Maybe the NSA did us a favor. Sure, news of its insatiable data snooping got nearly everyone's knickers in  a twist, but seriously, isn't this a valuable teaching moment?

Lance Crosby, the executive charged with IBM/SoftLayer's(s ibm) cloud push thinks so. Speaking on last week's Structure Show, Crosby acknowledged that customers  outside the U.S. often ask about securing their data from government eyes. His answer? Don't focus on who's snooping, protect your data from anyone.

"My response is protect your data against any third party -- whether it's the NSA, other governments, hackers, terrorists, whatever..." he noted. "I say let's stop worrying about the NSA and start talking about encryption and VPNs and all the ways you can protect yourself. Yes the NSA got caught but they're not the first and won't be the last."

Amen to that.

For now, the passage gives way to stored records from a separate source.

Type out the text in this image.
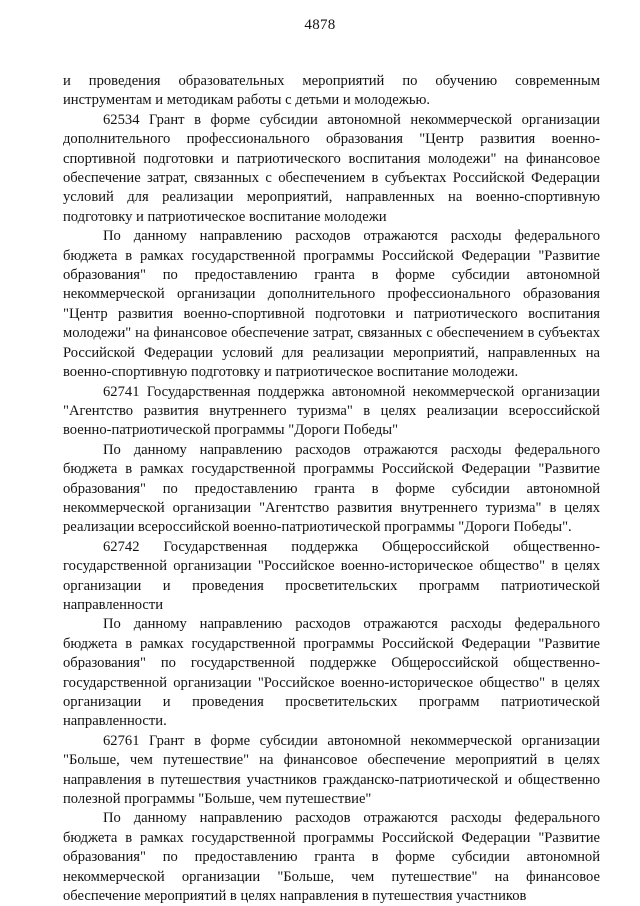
4878

и проведения образовательных мероприятий по обучению современным инструментам и методикам работы с детьми и молодежью.

62534 Грант в форме субсидии автономной некоммерческой организации дополнительного профессионального образования "Центр развития военно-спортивной подготовки и патриотического воспитания молодежи" на финансовое обеспечение затрат, связанных с обеспечением в субъектах Российской Федерации условий для реализации мероприятий, направленных на военно-спортивную подготовку и патриотическое воспитание молодежи

По данному направлению расходов отражаются расходы федерального бюджета в рамках государственной программы Российской Федерации "Развитие образования" по предоставлению гранта в форме субсидии автономной некоммерческой организации дополнительного профессионального образования "Центр развития военно-спортивной подготовки и патриотического воспитания молодежи" на финансовое обеспечение затрат, связанных с обеспечением в субъектах Российской Федерации условий для реализации мероприятий, направленных на военно-спортивную подготовку и патриотическое воспитание молодежи.

62741 Государственная поддержка автономной некоммерческой организации "Агентство развития внутреннего туризма" в целях реализации всероссийской военно-патриотической программы "Дороги Победы"

По данному направлению расходов отражаются расходы федерального бюджета в рамках государственной программы Российской Федерации "Развитие образования" по предоставлению гранта в форме субсидии автономной некоммерческой организации "Агентство развития внутреннего туризма" в целях реализации всероссийской военно-патриотической программы "Дороги Победы".

62742 Государственная поддержка Общероссийской общественно-государственной организации "Российское военно-историческое общество" в целях организации и проведения просветительских программ патриотической направленности

По данному направлению расходов отражаются расходы федерального бюджета в рамках государственной программы Российской Федерации "Развитие образования" по государственной поддержке Общероссийской общественно-государственной организации "Российское военно-историческое общество" в целях организации и проведения просветительских программ патриотической направленности.

62761 Грант в форме субсидии автономной некоммерческой организации "Больше, чем путешествие" на финансовое обеспечение мероприятий в целях направления в путешествия участников гражданско-патриотической и общественно полезной программы "Больше, чем путешествие"

По данному направлению расходов отражаются расходы федерального бюджета в рамках государственной программы Российской Федерации "Развитие образования" по предоставлению гранта в форме субсидии автономной некоммерческой организации "Больше, чем путешествие" на финансовое обеспечение мероприятий в целях направления в путешествия участников
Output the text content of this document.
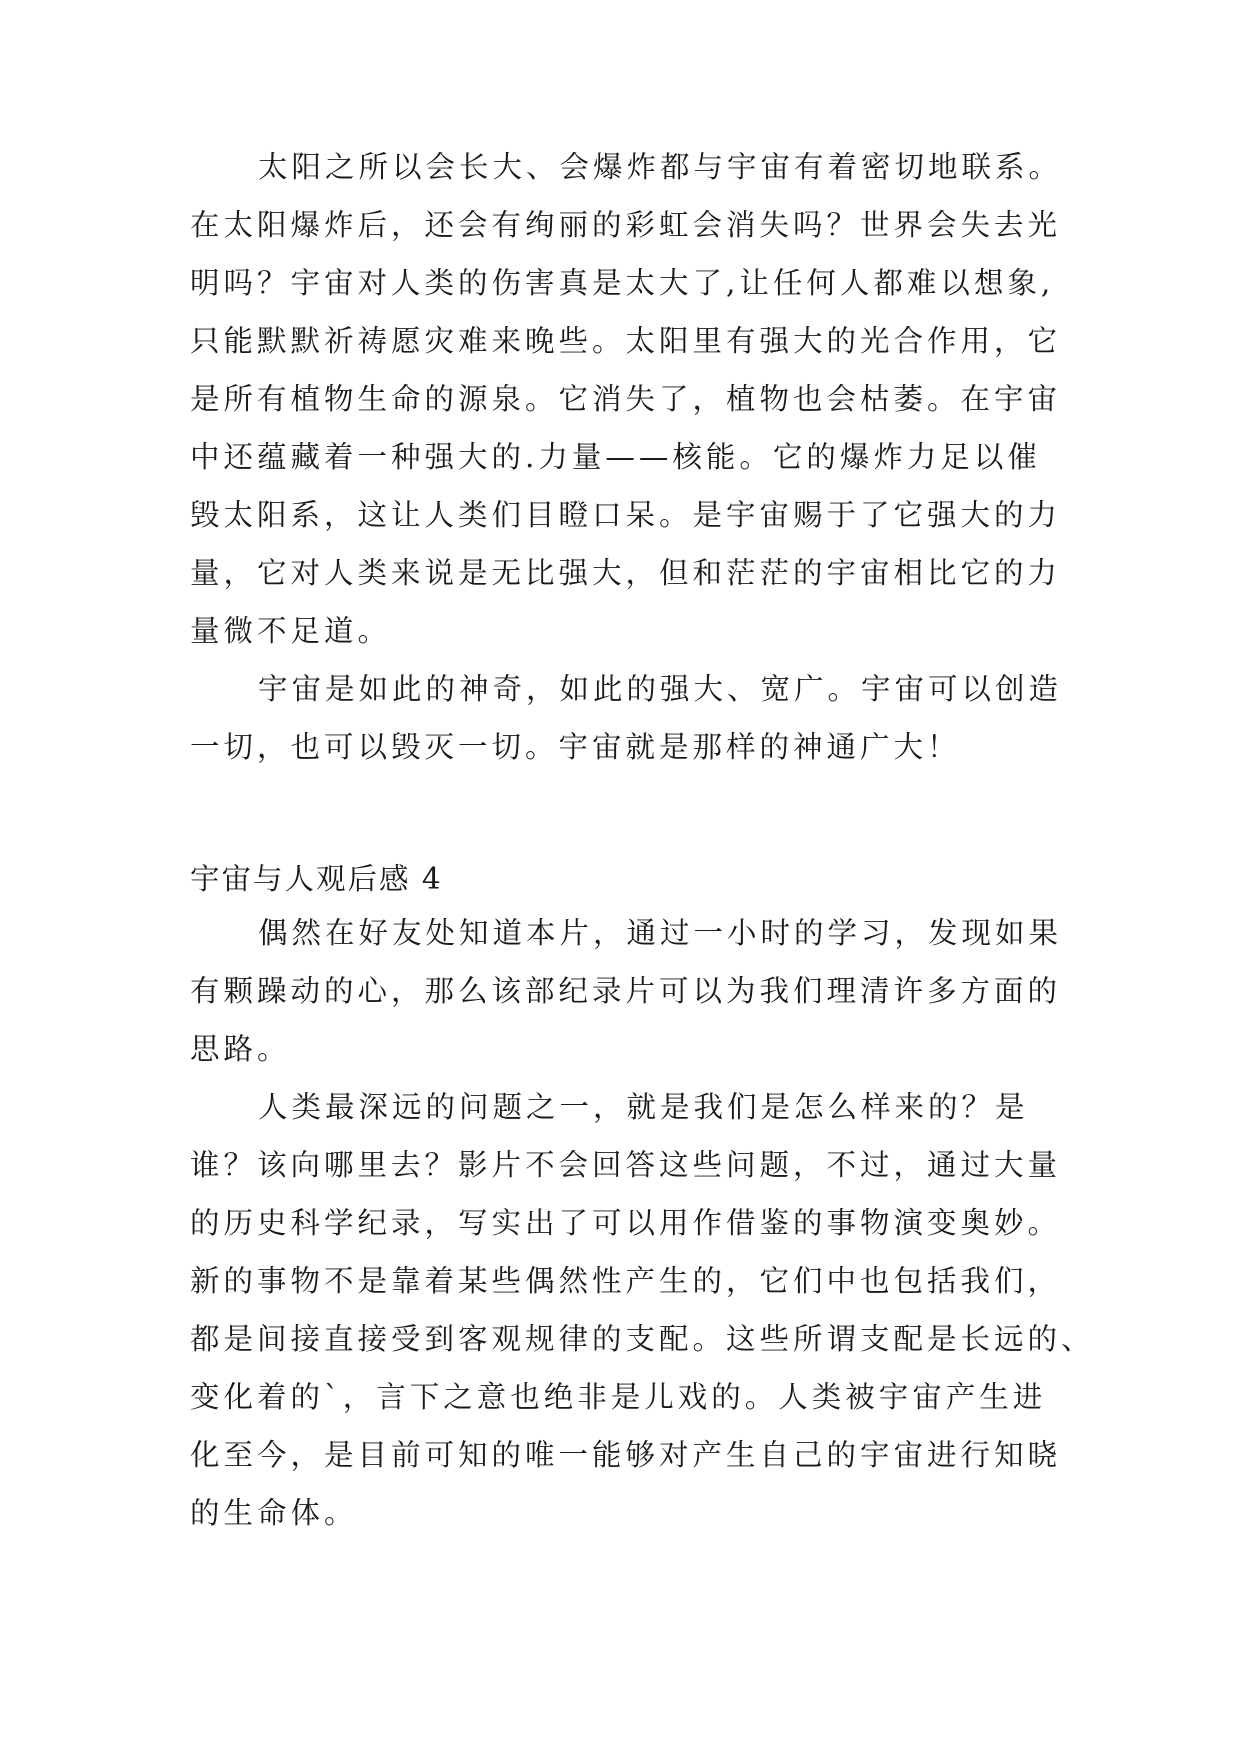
太阳之所以会长大、会爆炸都与宇宙有着密切地联系。
在太阳爆炸后，还会有绚丽的彩虹会消失吗？世界会失去光
明吗？宇宙对人类的伤害真是太大了,让任何人都难以想象,
只能默默祈祷愿灾难来晚些。太阳里有强大的光合作用，它
是所有植物生命的源泉。它消失了，植物也会枯萎。在宇宙
中还蕴藏着一种强大的.力量——核能。它的爆炸力足以催
毁太阳系，这让人类们目瞪口呆。是宇宙赐于了它强大的力
量，它对人类来说是无比强大，但和茫茫的宇宙相比它的力
量微不足道。
宇宙是如此的神奇，如此的强大、宽广。宇宙可以创造
一切，也可以毁灭一切。宇宙就是那样的神通广大！
宇宙与人观后感 4
偶然在好友处知道本片，通过一小时的学习，发现如果
有颗躁动的心，那么该部纪录片可以为我们理清许多方面的
思路。
人类最深远的问题之一，就是我们是怎么样来的？是
谁？该向哪里去？影片不会回答这些问题，不过，通过大量
的历史科学纪录，写实出了可以用作借鉴的事物演变奥妙。
新的事物不是靠着某些偶然性产生的，它们中也包括我们，
都是间接直接受到客观规律的支配。这些所谓支配是长远的、
变化着的`，言下之意也绝非是儿戏的。人类被宇宙产生进
化至今，是目前可知的唯一能够对产生自己的宇宙进行知晓
的生命体。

Vodaphone, in its just-released Sustainability Report, acknowledged that some unnamed governments don't even bother to ask before tapping directly into its communications networks.

Per the report (emphasis added):

In most countries, Vodafone maintains full operational control over the technical infrastructure used to enable lawful interception upon receipt of an agency or authority demand. However, in a small number of countries the law dictates that specific agencies and authorities must have direct access to an operator's network, bypassing any form of operational control over lawful interception on the part of the operator. In those countries, Vodafone will not receive any form of demand for lawful interception access as the relevant agencies and authorities already have permanent access to customer communications via their own direct link.

 

Some other key points from Crosby's interview follow, but check out the whole thing -- which starts at about minute 15 of the podcast. And don't forget, Crosby, along with his counterparts from Amazon(s amzn) Web Services, Google(s goog), and Microsoft(s msft) will be at Structure in just a few weeks.

On SoftLayer's technology underpinnings.

"We wrote our own software called IMS that drives all of SoftLayer. From a compute node standpoint, we have three buckets of compute -- bare metal, private cloud and public cloud. On our public cloud our virtual machine multi-tenant environment that competes with EC2, Azure and Google is based on XenServer from Citrix(s ctrx).As far as private cloud, we sell VMware(s vmw), Citrix, Parallels, Hyper-V, Eucalyptus, OpenStack, whatever is next, we fully orchestrate and hand it off to you. We really have no preference because IMS is driving it all. And on bare metal, we can provision anything."

Lance Crosby CEO of IBM's SoftLayer business.

Lance Crosby CEO of IBM's SoftLayer business.

On how IBM's cloud transition is going

"IBM had basically two pieces -- SmartCloud Enterprise public cloud and SmartCloud Enterprise Plus which was the high-touch managed services atop SmartCloud -- think of it as SAP as a Service atop their platform. IBM, like many other companies in the world spun up virtualization and called it cloud and figured out it's not really a cloud --they're just exposing virtualization to the world. SmartCloud customers are now on SoftLayer. SmartCloud managed services has moved to SoftLayer as a platform we're going to do SAP Hana on all sites globally by the end of the year so if you're a global 1000 company and need 100 SAP seats in 15 countries, you can buy those by the drink now."

"At the time IBM acquired SoftLayer, SoftLayer became infrastructure then we launched the Blue Mix PaaS atop SoftLayer and are bringing 150 SaaS properties to SoftLayer. About half are there and the other half will be by the end of the year. And we're bringing all the middleware that IBM has made for decades like WebSphere and Cognos to SoftLayer."

"The goal by the end of the year is an IBM portfolio of IaaS, SaaS and PaaS consumable, API-driven by the month, by the hour, by the seat, literally thousands of options."

Will there be cloud consolidation?

"My personal opinion is I think the four at scale today, IBM, Google, Amazon, Microsoft all on every continent, with economies of scale that the others don't have and all of us have built our own systems will be the major players.  Below those [vendors with] much smaller footprints may become niche or regional players or boutique shops."

"I think it'll be like banks. There are four to five mega giants that compete globally and then there's a drop to smaller footprint banks-- regional or boutique shops because the big guys don't want to do  that or because the numbers aren't there."